In the breaks between meetings it’s Apple Radio in the office – some instrumental 1950s jazz and a crooners channel. I’m road-testing the Apple Music three-month trial right now, and like many people I’m considering whether to cross-grade from Spotify Premium. I’m irritated (mainly with myself) that I don’t yet understand how the phone syncs my own Mac-based MP3 collection. I may have to read the manual, damn them.
At this time of year we have our summer schools or ‘extension programs’ so I hear fragments of Sondheim and some Beethoven piano drifting through (different) practice room windows as I walk to the car park, creating a strange but somehow evocative unintended real-time mashup. Lovely.
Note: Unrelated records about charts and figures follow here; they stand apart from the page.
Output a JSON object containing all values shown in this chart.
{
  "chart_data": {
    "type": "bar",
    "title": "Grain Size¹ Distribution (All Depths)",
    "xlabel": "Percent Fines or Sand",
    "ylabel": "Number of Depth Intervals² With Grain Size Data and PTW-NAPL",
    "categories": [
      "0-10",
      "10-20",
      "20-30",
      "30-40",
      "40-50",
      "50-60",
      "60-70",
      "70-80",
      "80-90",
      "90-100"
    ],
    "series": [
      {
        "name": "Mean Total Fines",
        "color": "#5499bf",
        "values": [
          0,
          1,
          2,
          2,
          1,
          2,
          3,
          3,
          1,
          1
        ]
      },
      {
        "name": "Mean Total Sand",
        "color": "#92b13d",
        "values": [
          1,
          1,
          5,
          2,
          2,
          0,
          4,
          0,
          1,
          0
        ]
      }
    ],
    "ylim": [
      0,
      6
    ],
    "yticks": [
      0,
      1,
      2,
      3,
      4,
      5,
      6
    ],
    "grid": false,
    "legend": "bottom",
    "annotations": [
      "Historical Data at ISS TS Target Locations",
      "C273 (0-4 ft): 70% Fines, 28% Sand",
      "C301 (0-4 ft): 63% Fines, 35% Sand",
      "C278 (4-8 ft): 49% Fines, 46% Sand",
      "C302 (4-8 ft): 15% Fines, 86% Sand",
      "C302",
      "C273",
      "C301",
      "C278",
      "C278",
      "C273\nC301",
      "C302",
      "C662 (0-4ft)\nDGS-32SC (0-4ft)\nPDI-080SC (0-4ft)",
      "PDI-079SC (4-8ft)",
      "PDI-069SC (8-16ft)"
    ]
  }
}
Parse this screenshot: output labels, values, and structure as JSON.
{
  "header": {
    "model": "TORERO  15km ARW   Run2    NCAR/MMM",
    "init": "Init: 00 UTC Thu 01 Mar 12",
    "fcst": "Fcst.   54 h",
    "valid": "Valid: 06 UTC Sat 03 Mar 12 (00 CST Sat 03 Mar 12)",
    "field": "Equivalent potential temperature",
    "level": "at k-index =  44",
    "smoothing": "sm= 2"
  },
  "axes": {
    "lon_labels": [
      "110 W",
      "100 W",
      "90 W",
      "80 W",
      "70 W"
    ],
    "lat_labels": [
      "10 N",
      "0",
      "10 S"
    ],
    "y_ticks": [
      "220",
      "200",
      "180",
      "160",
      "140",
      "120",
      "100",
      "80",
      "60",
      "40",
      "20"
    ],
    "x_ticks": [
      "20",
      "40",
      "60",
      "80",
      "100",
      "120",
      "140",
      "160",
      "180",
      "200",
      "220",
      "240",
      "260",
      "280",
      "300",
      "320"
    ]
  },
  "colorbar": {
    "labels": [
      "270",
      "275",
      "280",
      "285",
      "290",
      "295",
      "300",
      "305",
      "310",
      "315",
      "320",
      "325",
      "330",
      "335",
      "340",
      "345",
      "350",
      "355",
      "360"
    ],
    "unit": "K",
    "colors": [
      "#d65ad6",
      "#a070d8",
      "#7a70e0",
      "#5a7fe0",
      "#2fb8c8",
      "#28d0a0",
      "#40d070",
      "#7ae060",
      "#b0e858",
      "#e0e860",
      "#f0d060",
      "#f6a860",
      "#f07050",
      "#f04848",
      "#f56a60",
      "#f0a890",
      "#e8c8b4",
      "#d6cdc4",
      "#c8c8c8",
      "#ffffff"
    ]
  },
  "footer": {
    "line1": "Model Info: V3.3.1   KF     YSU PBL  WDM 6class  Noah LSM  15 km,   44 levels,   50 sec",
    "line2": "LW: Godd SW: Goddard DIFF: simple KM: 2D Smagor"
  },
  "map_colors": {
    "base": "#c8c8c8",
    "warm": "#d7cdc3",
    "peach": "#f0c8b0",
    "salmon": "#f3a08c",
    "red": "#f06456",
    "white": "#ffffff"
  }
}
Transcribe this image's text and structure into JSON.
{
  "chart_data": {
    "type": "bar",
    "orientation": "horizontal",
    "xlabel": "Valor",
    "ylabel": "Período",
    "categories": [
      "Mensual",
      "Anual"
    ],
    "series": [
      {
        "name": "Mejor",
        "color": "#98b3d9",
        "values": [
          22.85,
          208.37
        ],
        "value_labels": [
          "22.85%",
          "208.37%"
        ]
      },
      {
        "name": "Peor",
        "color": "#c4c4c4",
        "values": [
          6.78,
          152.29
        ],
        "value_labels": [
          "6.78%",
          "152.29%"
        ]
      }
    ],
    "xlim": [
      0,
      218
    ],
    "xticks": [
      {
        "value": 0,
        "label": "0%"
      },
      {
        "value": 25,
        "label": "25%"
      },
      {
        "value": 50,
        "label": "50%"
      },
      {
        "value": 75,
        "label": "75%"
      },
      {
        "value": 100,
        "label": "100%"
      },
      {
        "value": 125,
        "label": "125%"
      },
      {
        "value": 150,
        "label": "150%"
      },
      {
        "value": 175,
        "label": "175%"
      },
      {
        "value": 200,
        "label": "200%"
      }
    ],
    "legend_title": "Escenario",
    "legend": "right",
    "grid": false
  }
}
1725: Driving home through Boston and still exploring the airwaves. More FM rock, including, er, Boston, and some early-20th-century orchestral piece that I can’t identify on WCRB; it sounds oddly similar to Noel Coward’s Mad Dogs and Englishmen and I wonder if he used it as inspiration. That’s the problem with forensic musicology – you hear similarity everywhere. Temperature outside is around 85°F/29°C, but I have aircon and feel nothing. Englishmen detest a siesta.
1800: Home, and back to some client musicology work. This week I’m working on a TV show which features songs that are all parodies of existing hits. I’ve been asked to identify whether the melodies or lyrics are similar, working from draft MP3 recordings. One of the common requirements of a forensic musicologist is to separate similarities in the core compositions (i.e. melody, harmony and lyric, which are generally protected by copyright) from similarities in the production and arrangement (which are usually not protected in the same way). This one’s a relatively easy gig because the melodies are mostly very dissimilar, even though it’s clear from the production which track the composer is parodying. Normally this wouldn’t be an issue, because UK and US law allows for ‘fair dealing’ whereby parody is exempt from some copyright restrictions. However, this TV show will be distributed worldwide so the composer still needs to stay the right side of actual plagiarism. So I spend a couple of hours listening to Katy Perry, Michael Jackson, The Lego Movie and Pharrell Williams. After which I feel strangely happy.
2025: James Taylor documentary on TV about the making of Before This World. There are some lovely new songs here, and JT has achieved enough respect/love/fame to be able to call on some notable musical guests, resulting in wonderfully restrained BVs by Sting and remarkably folky ‘cello by Yo-Yo Ma. James Taylor is a Bostonian, as I now am. For no justifiable or rational reason, this warms my heart.